Did he really say "humanity would be better of if we'd never discovered agriculture" or did he say it would have been better for many individuals early on? It's a fine, but important distinction. It's been most of a year since I listened to this, but IIRC, he pointed out that many of the early farmers possibly had worse quality of life than they would have if they were hunter-gatherers. Certainly an arguable point, but it did allow him to make what I thought was a wonderfully twisted observation that wheat was the big winner from an evolutionary point of view since its DNA is now spread all over the globe in quantities it never could have hoped for on its own. His question as to who domesticated whom is a bit tongue-in-cheek, thought provoking, if not really valid.


From a pure labor perspective, the point is well made about early agriculture being harder on the individuals, but labor isn't the only point to consider. There's also mutual protection. I'm not sure what else, but I'm sure those folks had their reasons or they would have wandered off, the way they did before.


Just in my lifetime, I've seen technology liberate many people. Women are one example, farmers another.

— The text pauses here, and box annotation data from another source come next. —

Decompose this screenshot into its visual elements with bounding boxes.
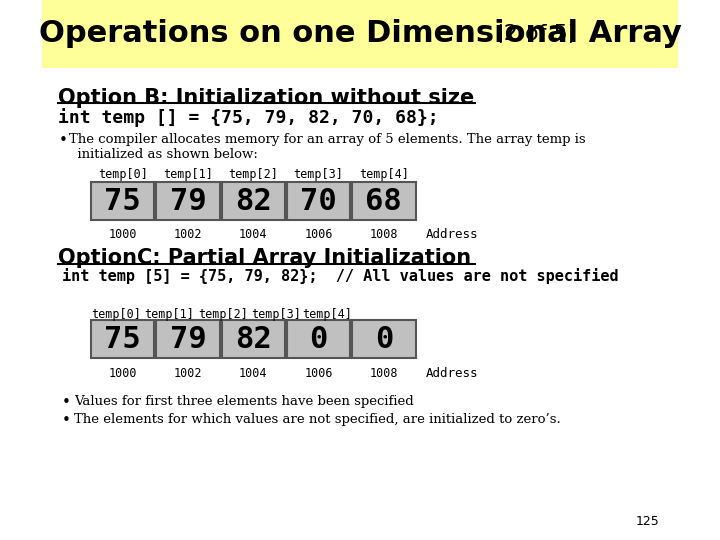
Text: 1004: 1004 [239, 367, 268, 380]
Text: Address: Address [426, 228, 479, 241]
Text: (2 of 5): (2 of 5) [487, 24, 576, 44]
FancyBboxPatch shape [91, 182, 155, 220]
Text: temp[4]: temp[4] [359, 168, 409, 181]
Text: temp[2]: temp[2] [228, 168, 278, 181]
FancyBboxPatch shape [91, 320, 155, 358]
Text: Option B: Initialization without size: Option B: Initialization without size [58, 88, 474, 108]
Text: temp[3]: temp[3] [294, 168, 343, 181]
Text: The compiler allocates memory for an array of 5 elements. The array temp is
  in: The compiler allocates memory for an arr… [69, 133, 585, 161]
Text: 68: 68 [366, 186, 402, 215]
FancyBboxPatch shape [222, 182, 285, 220]
FancyBboxPatch shape [352, 320, 415, 358]
Text: temp[0]: temp[0] [98, 168, 148, 181]
Text: 1002: 1002 [174, 228, 202, 241]
Text: 1006: 1006 [305, 367, 333, 380]
Text: 1000: 1000 [109, 367, 137, 380]
Text: 75: 75 [104, 186, 141, 215]
Text: OptionC: Partial Array Initialization: OptionC: Partial Array Initialization [58, 248, 472, 268]
Text: Values for first three elements have been specified: Values for first three elements have bee… [74, 395, 414, 408]
Text: 1008: 1008 [369, 228, 398, 241]
Text: int temp [] = {75, 79, 82, 70, 68};: int temp [] = {75, 79, 82, 70, 68}; [58, 108, 439, 127]
Text: 70: 70 [300, 186, 337, 215]
Text: 79: 79 [170, 186, 207, 215]
FancyBboxPatch shape [352, 182, 415, 220]
Text: Address: Address [426, 367, 479, 380]
FancyBboxPatch shape [156, 182, 220, 220]
Text: temp[1]: temp[1] [144, 308, 194, 321]
Text: 82: 82 [235, 325, 271, 354]
Text: temp[4]: temp[4] [302, 308, 353, 321]
Text: Operations on one Dimensional Array: Operations on one Dimensional Array [39, 19, 681, 49]
Text: The elements for which values are not specified, are initialized to zero’s.: The elements for which values are not sp… [74, 413, 561, 426]
FancyBboxPatch shape [287, 182, 351, 220]
Text: int temp [5] = {75, 79, 82};  // All values are not specified: int temp [5] = {75, 79, 82}; // All valu… [62, 268, 618, 284]
Text: •: • [62, 395, 71, 410]
Text: temp[0]: temp[0] [91, 308, 141, 321]
Text: 0: 0 [310, 325, 328, 354]
Text: 1004: 1004 [239, 228, 268, 241]
Text: 1008: 1008 [369, 367, 398, 380]
Text: 125: 125 [636, 515, 660, 528]
Text: 75: 75 [104, 325, 141, 354]
FancyBboxPatch shape [42, 0, 678, 68]
Text: •: • [58, 133, 67, 148]
Text: temp[1]: temp[1] [163, 168, 213, 181]
Text: temp[2]: temp[2] [199, 308, 248, 321]
Text: •: • [62, 413, 71, 428]
FancyBboxPatch shape [287, 320, 351, 358]
Text: temp[3]: temp[3] [251, 308, 302, 321]
FancyBboxPatch shape [222, 320, 285, 358]
Text: 1000: 1000 [109, 228, 137, 241]
Text: 1002: 1002 [174, 367, 202, 380]
Text: 79: 79 [170, 325, 207, 354]
Text: 0: 0 [374, 325, 393, 354]
Text: 82: 82 [235, 186, 271, 215]
FancyBboxPatch shape [156, 320, 220, 358]
Text: 1006: 1006 [305, 228, 333, 241]
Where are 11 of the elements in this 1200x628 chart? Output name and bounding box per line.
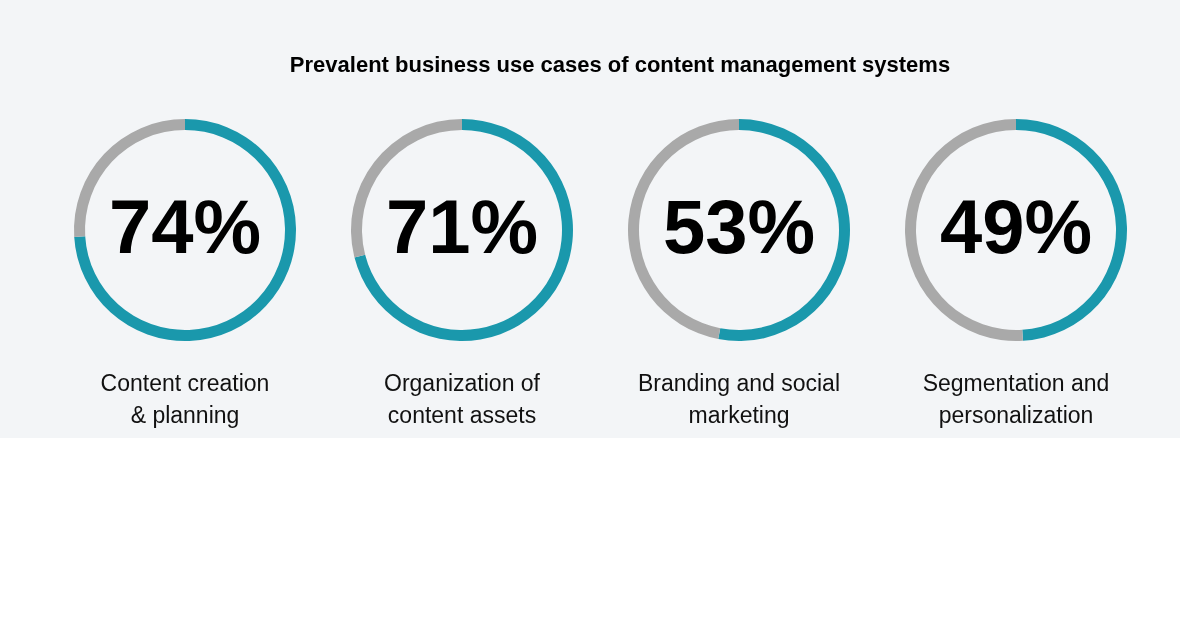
data-label: 53% bbox=[662, 184, 816, 269]
text: Segmentation and personalization bbox=[922, 370, 1110, 428]
donut-slice bbox=[74, 119, 296, 341]
data-label: 49% bbox=[939, 184, 1093, 269]
donut-slice bbox=[354, 119, 573, 341]
text: Branding and social marketing bbox=[637, 370, 841, 428]
text: Content creation & planning bbox=[100, 370, 270, 428]
text: Organization of content assets bbox=[384, 370, 541, 428]
data-label: 71% bbox=[385, 184, 539, 269]
text: Prevalent business use cases of content management systems bbox=[289, 52, 951, 77]
data-label: 74% bbox=[108, 184, 262, 269]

As for the economic spread, I don't believe it's a new thing nor as big a deal as it once was in most modern countries. Yes, there's a huge disparity & some still go without the basics, but the numbers are way down just as violence is for the species. We just think there is more because of the way it is reported. It sells, so we see many examples that would have gone unnoticed & unreported years ago.
Also, our perception of what is violence & what we are entitled to has changed a lot. Things that we consider rights now were privileges or luck not too long ago. For example, bear baiting or viewing the inhabitants of an insane asylum were once considered entertainment. A few babies die now & we freak out while ...Global child mortality fell from 18.2% in 1960 to 4.3% in 2015... according to this page: https://ourworldindata.org/child-mort...
As they say, it's still unacceptably high, but things are definitely getting better.